I’m using an Haproxy container to serve various small websites. I tried the Rancher Load Balancer: and it worked perfectly but most of my websites need password protection (basic access authentication). And currently it’s not possible to set it up at the Rancher Load Balancer level. That’s why I’m keeping my Haproxy service that I was already using with Rancher 0.28.0
The containers are configured to use the Managed Network.
The Haproxy service is linked to the different websites. So in the haproxy.cfg you have things like that (where myapp1 and myapp2 are the links names):

backend myapp1
   balance roundrobin
   option httpclose
   option forwardfor
   server s1  myapp1

backend myapp2
   acl auth_ok http_auth_group(webaccess) myapp2
   http-request auth if !auth_ok
   balance roundrobin
   option httpclose
   option forwardfor
   server s1 myapp2

My environment:
Rancher v0.37.0
Cattle v0.91.0
UI v0.47.0
Docker 1.8.2

The issue:

It seems that Haproxy is starting too fast, before the links are resolvable, since the container fails with this type of errors:

[ALERT] 258/132043 (7) : parsing [/usr/local/etc/haproxy/haproxy.cfg:110] : 'server s1' : invalid address: ‘myapp1' in ‘myapp1’
[ALERT] 258/132043 (7) : parsing [/usr/local/etc/haproxy/haproxy.cfg:110] : 'server s1' : invalid address: ‘myapp2' in ‘myapp2'
[ALERT] 258/132043 (7) : Error(s) found in configuration file : /usr/local/etc/haproxy/haproxy.cfg
[ALERT] 258/132043 (7) : Fatal errors found in configuration.

Temporary solution:

I could make it work by creating my own haproxy image with this Dockerfile:

 FROM haproxy:1.5
 CMD sleep 5 && haproxy -f /usr/local/etc/haproxy/haproxy.cfg

I’m just overwriting the command. By sleeping 5 seconds, it gives time to the network to be set (I suppose…) and then Haproxy starts with success as it can resolve the hostnames (the links).

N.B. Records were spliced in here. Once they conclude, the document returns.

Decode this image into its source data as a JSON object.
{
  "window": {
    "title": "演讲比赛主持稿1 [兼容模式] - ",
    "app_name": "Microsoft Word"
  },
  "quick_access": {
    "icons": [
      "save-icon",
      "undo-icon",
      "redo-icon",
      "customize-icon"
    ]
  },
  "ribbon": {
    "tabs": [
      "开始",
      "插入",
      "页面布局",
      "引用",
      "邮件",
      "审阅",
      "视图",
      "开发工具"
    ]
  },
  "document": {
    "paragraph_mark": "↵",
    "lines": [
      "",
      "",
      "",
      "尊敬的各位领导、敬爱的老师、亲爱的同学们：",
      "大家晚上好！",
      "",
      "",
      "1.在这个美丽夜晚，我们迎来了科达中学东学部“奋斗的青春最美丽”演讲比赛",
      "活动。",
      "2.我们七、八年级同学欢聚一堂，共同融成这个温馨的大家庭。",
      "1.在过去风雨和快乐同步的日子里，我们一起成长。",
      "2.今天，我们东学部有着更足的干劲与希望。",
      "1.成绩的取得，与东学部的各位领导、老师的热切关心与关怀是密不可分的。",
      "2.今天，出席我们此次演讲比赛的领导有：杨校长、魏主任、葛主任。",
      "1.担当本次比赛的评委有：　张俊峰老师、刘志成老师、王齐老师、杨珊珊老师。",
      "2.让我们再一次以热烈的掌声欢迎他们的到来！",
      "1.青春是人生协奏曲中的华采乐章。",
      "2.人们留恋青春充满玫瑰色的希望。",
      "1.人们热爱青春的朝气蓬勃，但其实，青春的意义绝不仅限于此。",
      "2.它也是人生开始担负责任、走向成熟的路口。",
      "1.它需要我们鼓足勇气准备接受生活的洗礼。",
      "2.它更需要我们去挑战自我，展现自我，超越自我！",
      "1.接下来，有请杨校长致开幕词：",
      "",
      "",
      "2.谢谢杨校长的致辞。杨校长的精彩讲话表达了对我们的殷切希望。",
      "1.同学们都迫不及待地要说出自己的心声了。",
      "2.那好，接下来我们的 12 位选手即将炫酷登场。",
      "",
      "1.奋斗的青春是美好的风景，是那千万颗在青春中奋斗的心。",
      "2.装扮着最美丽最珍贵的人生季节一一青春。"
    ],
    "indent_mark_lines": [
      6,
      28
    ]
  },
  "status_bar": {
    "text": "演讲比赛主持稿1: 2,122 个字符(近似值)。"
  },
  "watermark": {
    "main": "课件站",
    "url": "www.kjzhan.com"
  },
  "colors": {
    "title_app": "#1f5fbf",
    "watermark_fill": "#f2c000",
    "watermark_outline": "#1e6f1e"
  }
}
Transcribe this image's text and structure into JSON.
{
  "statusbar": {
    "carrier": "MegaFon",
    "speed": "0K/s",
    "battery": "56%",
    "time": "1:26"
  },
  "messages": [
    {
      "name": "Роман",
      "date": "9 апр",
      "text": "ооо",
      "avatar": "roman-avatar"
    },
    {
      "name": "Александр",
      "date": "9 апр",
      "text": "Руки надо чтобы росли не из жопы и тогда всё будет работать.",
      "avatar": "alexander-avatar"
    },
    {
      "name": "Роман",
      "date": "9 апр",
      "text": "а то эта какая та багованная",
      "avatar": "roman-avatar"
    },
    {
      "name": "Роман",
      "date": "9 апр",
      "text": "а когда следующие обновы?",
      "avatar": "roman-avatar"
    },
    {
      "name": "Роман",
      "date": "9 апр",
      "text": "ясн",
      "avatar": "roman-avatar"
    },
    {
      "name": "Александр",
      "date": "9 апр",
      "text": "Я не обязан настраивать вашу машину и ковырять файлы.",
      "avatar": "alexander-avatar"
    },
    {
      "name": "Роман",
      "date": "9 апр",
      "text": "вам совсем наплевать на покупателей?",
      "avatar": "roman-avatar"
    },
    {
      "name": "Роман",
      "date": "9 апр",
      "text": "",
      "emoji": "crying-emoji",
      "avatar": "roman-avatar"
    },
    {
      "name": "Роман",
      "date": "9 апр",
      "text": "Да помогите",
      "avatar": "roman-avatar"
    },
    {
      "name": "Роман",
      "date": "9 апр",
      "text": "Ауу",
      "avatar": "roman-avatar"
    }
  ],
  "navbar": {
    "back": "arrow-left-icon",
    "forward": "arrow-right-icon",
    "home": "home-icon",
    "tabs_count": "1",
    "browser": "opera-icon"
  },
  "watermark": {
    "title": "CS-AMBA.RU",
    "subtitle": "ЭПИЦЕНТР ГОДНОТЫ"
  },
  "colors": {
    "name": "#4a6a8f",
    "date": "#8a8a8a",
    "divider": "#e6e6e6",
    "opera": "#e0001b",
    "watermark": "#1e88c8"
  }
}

This solution is not ideal and I wanted your view on it… Cheers

Additional notes:
I didn’t have this issue with Rancher 0.28.0 but a lot of changes must have been made since then.
The full story is that I tried to upgrade Rancher 0.28.0 because the disk was filling (rancher/server was getting a really big ibdata1 file) but it didn’t work. Rancher wouldn’t start on port 8080. I didn’t see any errors in the logs except the fact that the service on 8080 wasn’t accessible. Anyway, a lot of changes in MySQL must have been made between the 2 versions… I wasn’t so surprised of the failure.

I believe it’s a combination of the /etc/resolv.conf file is written after start (and potentially after you’ve already tried to look up something) and/or the dns server hadn’t received the new configuration with the new names yet.

But what you’re trying to do won’t really work, even if it appeared to… HAProxy will resolve that name to a list of IP addresses once on startup, and then never again for the life of that process. So if a container/host dies and get rescheduled elsewhere, your HAProxy will not know about it and will continue sending requests to the dead IP and not the new one.

You’re right, if a container changes ip, haproxy can’t find it anymore. Haproxy has to be restarted to get the new IP. I didn’t know that. We never noticed the issue as our set-up is simple and we were already restarting haproxy when updating websites.
Which solution would you recommend? I’m thinking of Nginx that should be able to do the job in our case.

If it were available I’d suggest #1871, since we manage the reconfiguration of haproxy to handle that problem. For now yes I believe nginx has an option to respect TTLs when resolving names, and the TTL should be 0 seconds on any record it’s getting from rancher-dns. So that should work.

1 Like